Riley appela Gabriela qui passa la tête par l’embrasure de la porte.

— Gabriela, pourriez-vous nous préparer du café ? Servez-le dans ces tasses. Blaine, qu’est-ce que vous voulez ?

— Noir, ça ira.

Gabriela emporta le paquet dans la cuisine.

-Je m’appelle Riley Paige, dit-elle. Merci d’être passé. Et merci pour le cadeau.

— Je vous en prie.

Gabriela leur servit du café chaud, avant de retourner dans la cuisine. Riley se surprit à détailler son voisin du regard… Après tout, elle était maintenant célibataire et elle ne put s’en empêcher. Elle espéra qu’il ne s’en rendrait pas compte.

Oh, de toute façon, il fait peut-être la même chose avec moi…

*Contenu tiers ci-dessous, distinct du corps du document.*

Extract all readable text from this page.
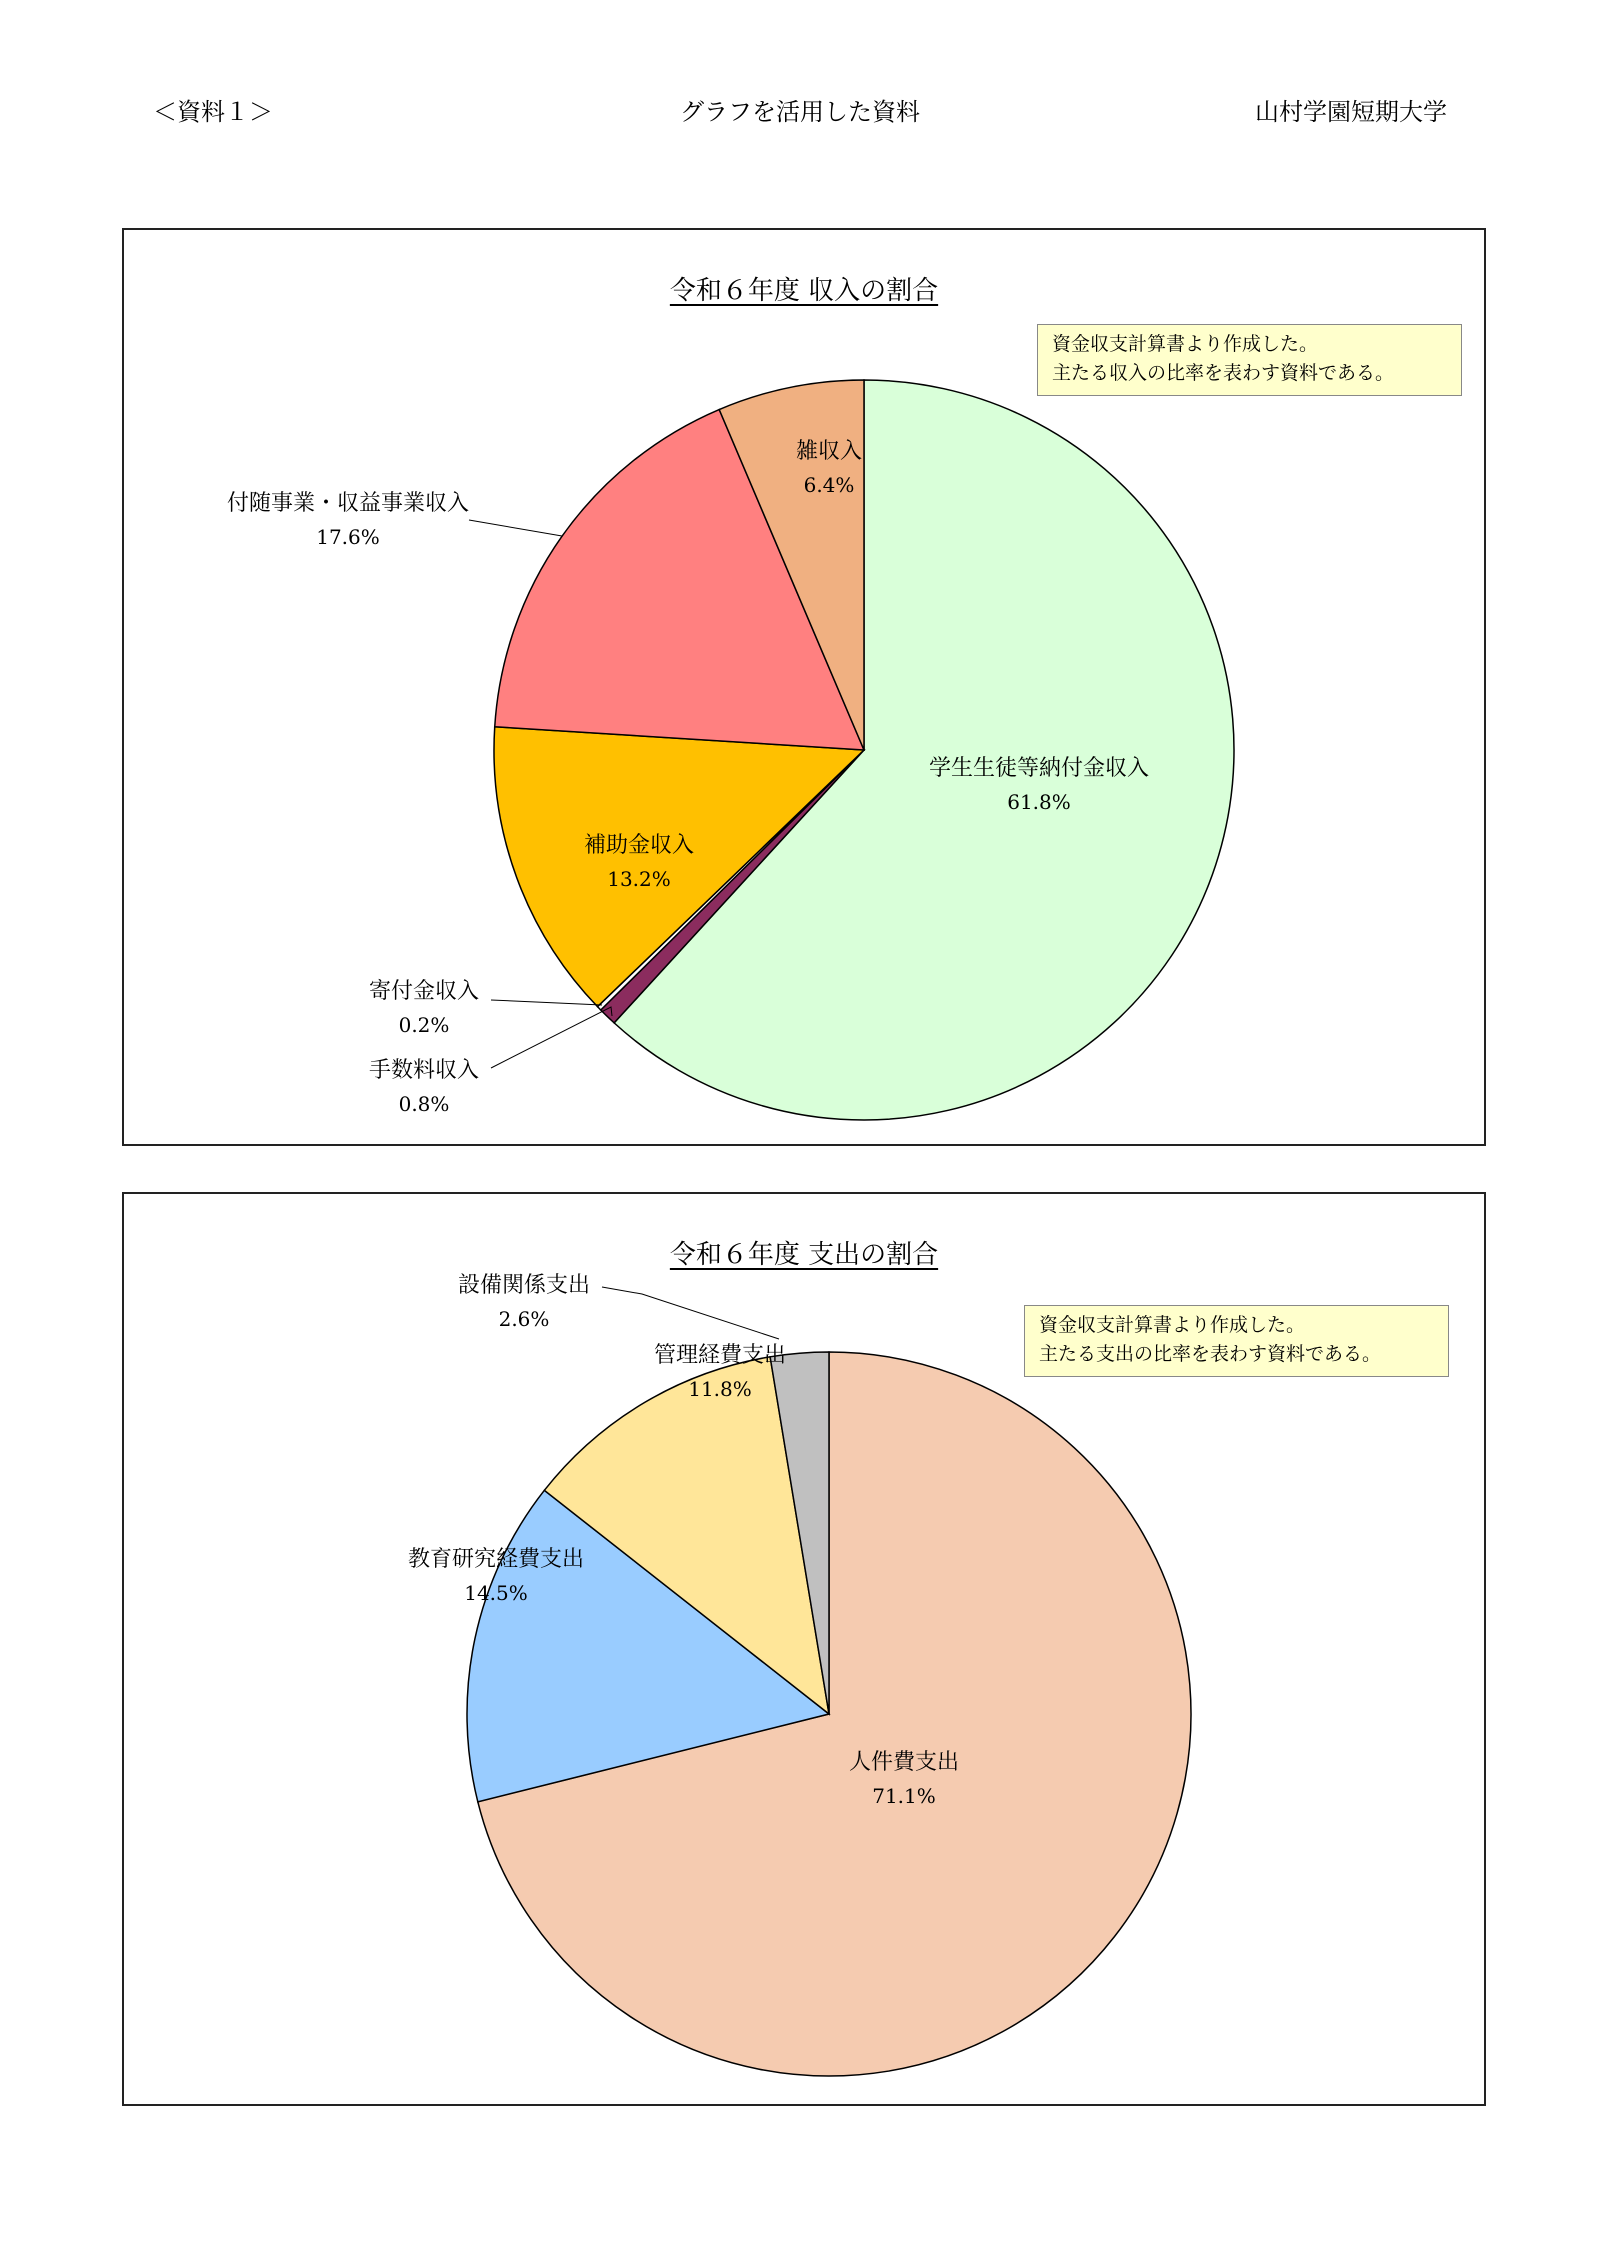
＜資料１＞	グラフを活用した資料	山村学園短期大学
令和６年度 収入の割合
資金収支計算書より作成した。
主たる収入の比率を表わす資料である。
学生生徒等納付金収入
61.8%
手数料収入
0.8%
寄付金収入
0.2%
補助金収入
13.2%
付随事業・収益事業収入
17.6%
雑収入
6.4%
令和６年度 支出の割合
資金収支計算書より作成した。
主たる支出の比率を表わす資料である。
人件費支出
71.1%
教育研究経費支出
14.5%
管理経費支出
11.8%
設備関係支出
2.6%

Elle remarqua d’abord qu’il ne portait pas d’alliance. Veuf ou divorcé.

Ensuite, elle estima qu’il devait avoir son âge, peut-être un peu plus jeune, peut-être à la fin de la trentaine.

Enfin, elle songea qu’il était beau – raisonnablement beau. Son front commençait à se dégarnir, ce qui n’était pas un problème. Il avait l’air en forme et musclé.

— Alors, qu’est-ce que vous faites dans la vie ? demanda Riley.

Blaine haussa les épaules.

— J’ai un restaurant. Vous connaissez Blaine’s Grill ?

Impressionnant ! Blaine’s Grill était l’endroit le plus sympa pour déjeuner à Fredericksburg. Riley avait entendu dire que c’était encore meilleur le soir, mais elle n’avait jamais eu l’occasion d’essayer.

— J’y suis allée, dit-elle.

— Eh bien, il m’appartient. Et vous ?

Riley prit une longue inspiration. Il n’était jamais facile de dire à un étranger ce qu’elle faisait dans la vie. Les hommes, surtout, étaient souvent intimidés.

— Je suis du FBI, dit-elle. Je suis… agent de terrain.

Les yeux de Blaine s’écarquillèrent.

— Ah vraiment ?

— Oui, mais je suis en congé pour le moment. J’enseigne.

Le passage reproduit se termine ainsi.